0
votes

Hi currently I'm working on a program that I have working in parallel using MPI. I was wondering if I could gain additional speed in the for loops using OpenMP so I could get more out of each processor. Would I gain anything out of doing this? Also how would I go about it?

1
The combination of MPI+OpenMP is widely used. Your favourite search engine is a much better place to start than SO, though you'll find plenty of questions on the topic here.High Performance Mark
There is no generic answer to this question; some MPI application benefit from threading, some do not. For instance, for our HPC application (lsu3shell.sourceforge.net), threading brought significant improvement, but not in terms of lower running times. We just saved a lot of memory by sharing data structures among threads (that were redundant in separate address spaces of different MPI processes running on same nodes), which allowed us to solve larger computational problems.Daniel Langr

1 Answers

0
votes

From experience it really depend on your problem and on how many MPI processes you are using.

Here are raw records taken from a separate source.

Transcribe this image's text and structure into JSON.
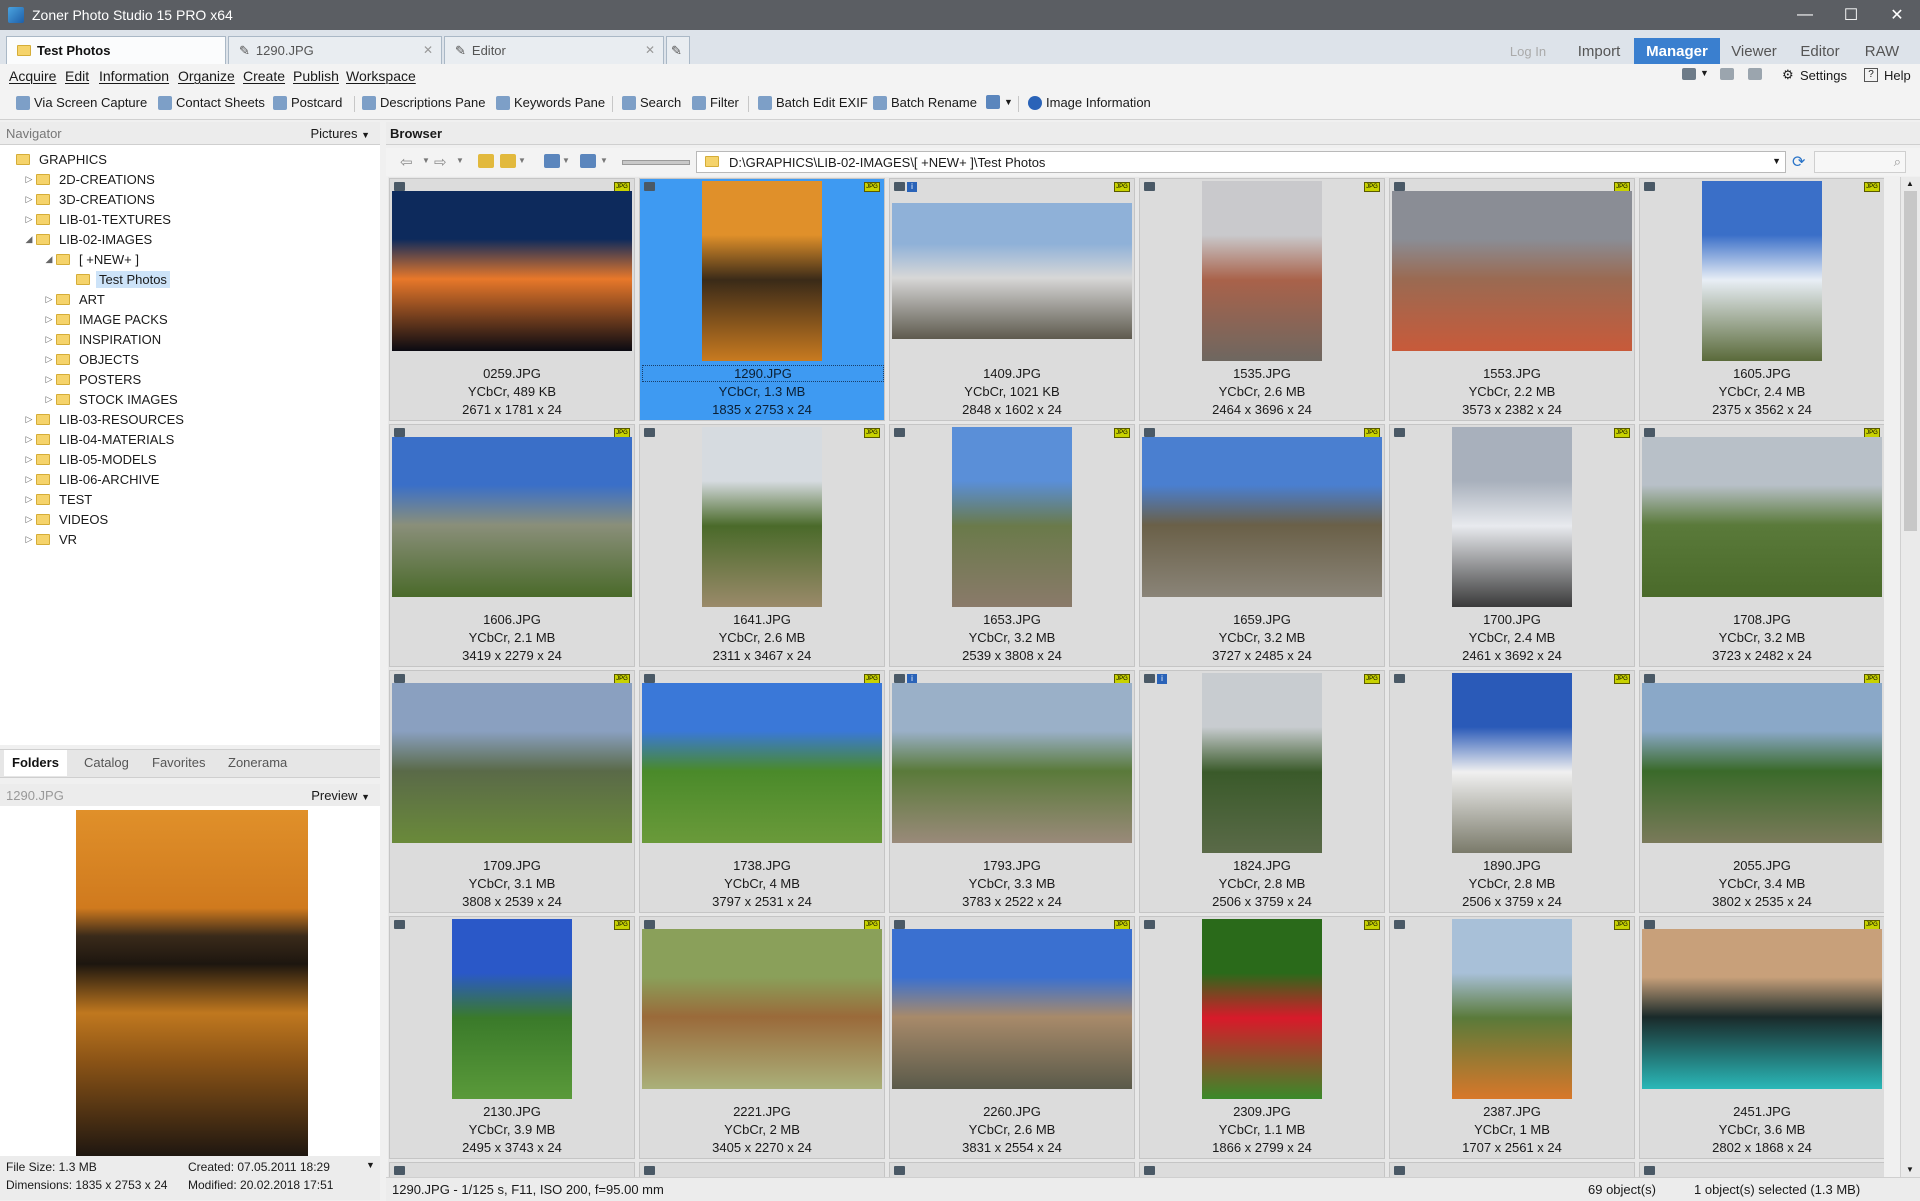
{
  "window": {
    "title": "Zoner Photo Studio 15 PRO x64"
  },
  "doc_tabs": [
    {
      "label": "Test Photos",
      "active": true
    },
    {
      "label": "1290.JPG",
      "active": false
    },
    {
      "label": "Editor",
      "active": false
    }
  ],
  "mode_tabs": [
    {
      "label": "Log In",
      "active": false
    },
    {
      "label": "Import",
      "active": false
    },
    {
      "label": "Manager",
      "active": true
    },
    {
      "label": "Viewer",
      "active": false
    },
    {
      "label": "Editor",
      "active": false
    },
    {
      "label": "RAW",
      "active": false
    }
  ],
  "menu": [
    "Acquire",
    "Edit",
    "Information",
    "Organize",
    "Create",
    "Publish",
    "Workspace"
  ],
  "toolbar": {
    "buttons": [
      "Via Screen Capture",
      "Contact Sheets",
      "Postcard",
      "Descriptions Pane",
      "Keywords Pane",
      "Search",
      "Filter",
      "Batch Edit EXIF",
      "Batch Rename",
      "Image Information"
    ],
    "settings": "Settings",
    "help": "Help"
  },
  "navigator": {
    "title": "Navigator",
    "dropdown": "Pictures",
    "tree": [
      {
        "label": "GRAPHICS",
        "level": 0,
        "arrow": ""
      },
      {
        "label": "2D-CREATIONS",
        "level": 1,
        "arrow": "▷"
      },
      {
        "label": "3D-CREATIONS",
        "level": 1,
        "arrow": "▷"
      },
      {
        "label": "LIB-01-TEXTURES",
        "level": 1,
        "arrow": "▷"
      },
      {
        "label": "LIB-02-IMAGES",
        "level": 1,
        "arrow": "◢"
      },
      {
        "label": "[ +NEW+ ]",
        "level": 2,
        "arrow": "◢"
      },
      {
        "label": "Test Photos",
        "level": 3,
        "arrow": "",
        "selected": true
      },
      {
        "label": "ART",
        "level": 2,
        "arrow": "▷"
      },
      {
        "label": "IMAGE PACKS",
        "level": 2,
        "arrow": "▷"
      },
      {
        "label": "INSPIRATION",
        "level": 2,
        "arrow": "▷"
      },
      {
        "label": "OBJECTS",
        "level": 2,
        "arrow": "▷"
      },
      {
        "label": "POSTERS",
        "level": 2,
        "arrow": "▷"
      },
      {
        "label": "STOCK IMAGES",
        "level": 2,
        "arrow": "▷"
      },
      {
        "label": "LIB-03-RESOURCES",
        "level": 1,
        "arrow": "▷"
      },
      {
        "label": "LIB-04-MATERIALS",
        "level": 1,
        "arrow": "▷"
      },
      {
        "label": "LIB-05-MODELS",
        "level": 1,
        "arrow": "▷"
      },
      {
        "label": "LIB-06-ARCHIVE",
        "level": 1,
        "arrow": "▷"
      },
      {
        "label": "TEST",
        "level": 1,
        "arrow": "▷"
      },
      {
        "label": "VIDEOS",
        "level": 1,
        "arrow": "▷"
      },
      {
        "label": "VR",
        "level": 1,
        "arrow": "▷"
      }
    ]
  },
  "left_tabs": [
    "Folders",
    "Catalog",
    "Favorites",
    "Zonerama"
  ],
  "preview": {
    "filename": "1290.JPG",
    "dropdown": "Preview",
    "file_size": "File Size: 1.3 MB",
    "created": "Created: 07.05.2011 18:29",
    "dimensions": "Dimensions: 1835 x 2753 x 24",
    "modified": "Modified: 20.02.2018 17:51"
  },
  "browser": {
    "title": "Browser",
    "path": "D:\\GRAPHICS\\LIB-02-IMAGES\\[ +NEW+ ]\\Test Photos",
    "items": [
      {
        "name": "0259.JPG",
        "type": "YCbCr, 489 KB",
        "dims": "2671 x 1781 x 24",
        "orient": "land",
        "colors": [
          "#0d2a5c",
          "#e8782a",
          "#0a0a12"
        ],
        "info": false
      },
      {
        "name": "1290.JPG",
        "type": "YCbCr, 1.3 MB",
        "dims": "1835 x 2753 x 24",
        "orient": "port",
        "colors": [
          "#e0902a",
          "#3a2a18",
          "#c87a20"
        ],
        "info": false,
        "selected": true
      },
      {
        "name": "1409.JPG",
        "type": "YCbCr, 1021 KB",
        "dims": "2848 x 1602 x 24",
        "orient": "land",
        "colors": [
          "#8fb1d8",
          "#d7d7d7",
          "#5e5a4e"
        ],
        "info": true
      },
      {
        "name": "1535.JPG",
        "type": "YCbCr, 2.6 MB",
        "dims": "2464 x 3696 x 24",
        "orient": "port",
        "colors": [
          "#c9c9cc",
          "#a9624a",
          "#6e6760"
        ],
        "info": false
      },
      {
        "name": "1553.JPG",
        "type": "YCbCr, 2.2 MB",
        "dims": "3573 x 2382 x 24",
        "orient": "land",
        "colors": [
          "#8a8d95",
          "#9a6a52",
          "#c85a3a"
        ],
        "info": false
      },
      {
        "name": "1605.JPG",
        "type": "YCbCr, 2.4 MB",
        "dims": "2375 x 3562 x 24",
        "orient": "port",
        "colors": [
          "#3a6fc8",
          "#e8eef5",
          "#5a6a3a"
        ],
        "info": false
      },
      {
        "name": "1606.JPG",
        "type": "YCbCr, 2.1 MB",
        "dims": "3419 x 2279 x 24",
        "orient": "land",
        "colors": [
          "#3a6fc8",
          "#8a8f7a",
          "#4a6a2a"
        ],
        "info": false
      },
      {
        "name": "1641.JPG",
        "type": "YCbCr, 2.6 MB",
        "dims": "2311 x 3467 x 24",
        "orient": "port",
        "colors": [
          "#d6dbe0",
          "#4a6a2a",
          "#9a8a6a"
        ],
        "info": false
      },
      {
        "name": "1653.JPG",
        "type": "YCbCr, 3.2 MB",
        "dims": "2539 x 3808 x 24",
        "orient": "port",
        "colors": [
          "#5a8fd8",
          "#6a7a4a",
          "#8a7a6a"
        ],
        "info": false
      },
      {
        "name": "1659.JPG",
        "type": "YCbCr, 3.2 MB",
        "dims": "3727 x 2485 x 24",
        "orient": "land",
        "colors": [
          "#4a7fd0",
          "#6a6048",
          "#8a8478"
        ],
        "info": false
      },
      {
        "name": "1700.JPG",
        "type": "YCbCr, 2.4 MB",
        "dims": "2461 x 3692 x 24",
        "orient": "port",
        "colors": [
          "#a8b0bc",
          "#e8eaee",
          "#3a3a3a"
        ],
        "info": false
      },
      {
        "name": "1708.JPG",
        "type": "YCbCr, 3.2 MB",
        "dims": "3723 x 2482 x 24",
        "orient": "land",
        "colors": [
          "#b8c0c8",
          "#5a7a3a",
          "#4a6a2a"
        ],
        "info": false
      },
      {
        "name": "1709.JPG",
        "type": "YCbCr, 3.1 MB",
        "dims": "3808 x 2539 x 24",
        "orient": "land",
        "colors": [
          "#8aa0c0",
          "#5a6a48",
          "#6a8a3a"
        ],
        "info": false
      },
      {
        "name": "1738.JPG",
        "type": "YCbCr, 4 MB",
        "dims": "3797 x 2531 x 24",
        "orient": "land",
        "colors": [
          "#3a78d8",
          "#4a8a2a",
          "#6a9a3a"
        ],
        "info": false
      },
      {
        "name": "1793.JPG",
        "type": "YCbCr, 3.3 MB",
        "dims": "3783 x 2522 x 24",
        "orient": "land",
        "colors": [
          "#9ab0c8",
          "#5a7a3a",
          "#9a8a7a"
        ],
        "info": true
      },
      {
        "name": "1824.JPG",
        "type": "YCbCr, 2.8 MB",
        "dims": "2506 x 3759 x 24",
        "orient": "port",
        "colors": [
          "#c8ccd0",
          "#3a5a2a",
          "#5a6a48"
        ],
        "info": true
      },
      {
        "name": "1890.JPG",
        "type": "YCbCr, 2.8 MB",
        "dims": "2506 x 3759 x 24",
        "orient": "port",
        "colors": [
          "#2a5ab8",
          "#f0f0f0",
          "#7a7a6a"
        ],
        "info": false
      },
      {
        "name": "2055.JPG",
        "type": "YCbCr, 3.4 MB",
        "dims": "3802 x 2535 x 24",
        "orient": "land",
        "colors": [
          "#8aa8c8",
          "#3a6a2a",
          "#7a7a5a"
        ],
        "info": false
      },
      {
        "name": "2130.JPG",
        "type": "YCbCr, 3.9 MB",
        "dims": "2495 x 3743 x 24",
        "orient": "port",
        "colors": [
          "#2a58c8",
          "#3a7a2a",
          "#5a9a3a"
        ],
        "info": false
      },
      {
        "name": "2221.JPG",
        "type": "YCbCr, 2 MB",
        "dims": "3405 x 2270 x 24",
        "orient": "land",
        "colors": [
          "#8aa05a",
          "#9a6a3a",
          "#aab07a"
        ],
        "info": false
      },
      {
        "name": "2260.JPG",
        "type": "YCbCr, 2.6 MB",
        "dims": "3831 x 2554 x 24",
        "orient": "land",
        "colors": [
          "#3a70d0",
          "#a88a6a",
          "#5a5a4a"
        ],
        "info": false
      },
      {
        "name": "2309.JPG",
        "type": "YCbCr, 1.1 MB",
        "dims": "1866 x 2799 x 24",
        "orient": "port",
        "colors": [
          "#2a6a1a",
          "#d81a2a",
          "#3a8a2a"
        ],
        "info": false
      },
      {
        "name": "2387.JPG",
        "type": "YCbCr, 1 MB",
        "dims": "1707 x 2561 x 24",
        "orient": "port",
        "colors": [
          "#a8c0d8",
          "#5a7a3a",
          "#d8782a"
        ],
        "info": false
      },
      {
        "name": "2451.JPG",
        "type": "YCbCr, 3.6 MB",
        "dims": "2802 x 1868 x 24",
        "orient": "land",
        "colors": [
          "#c8a07a",
          "#1a2a2a",
          "#2ab8b8"
        ],
        "info": false
      }
    ]
  },
  "status": {
    "exif": "1290.JPG - 1/125 s, F11, ISO 200, f=95.00 mm",
    "objects": "69 object(s)",
    "selection": "1 object(s) selected (1.3 MB)"
  },
  "colors": {
    "accent": "#3a7fcf",
    "selection": "#3e9af2",
    "titlebar": "#5b5e63"
  }
}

Using large amount of MPI processes usually improve data locality, but your parallelization might not allow large amount of processes.

The thought that you will gain for sure a decent speedup is very often wrong :-(... But then if you reach the point where you cant use more MPI processes due to lack of parallel efficiency you will probably gain the possibility of using more cores efficiently.

From experience you should target a small number of thread (4-8, 1/2 of the socket cores count), especially if you have only small loops (which should be the case if you reach the max number of MPI processes).

A good intro of hybrid parallelism: http://www.openmp.org/press-release/sc13-tutorial-hybrid-mpi-openmp-parallel-programming/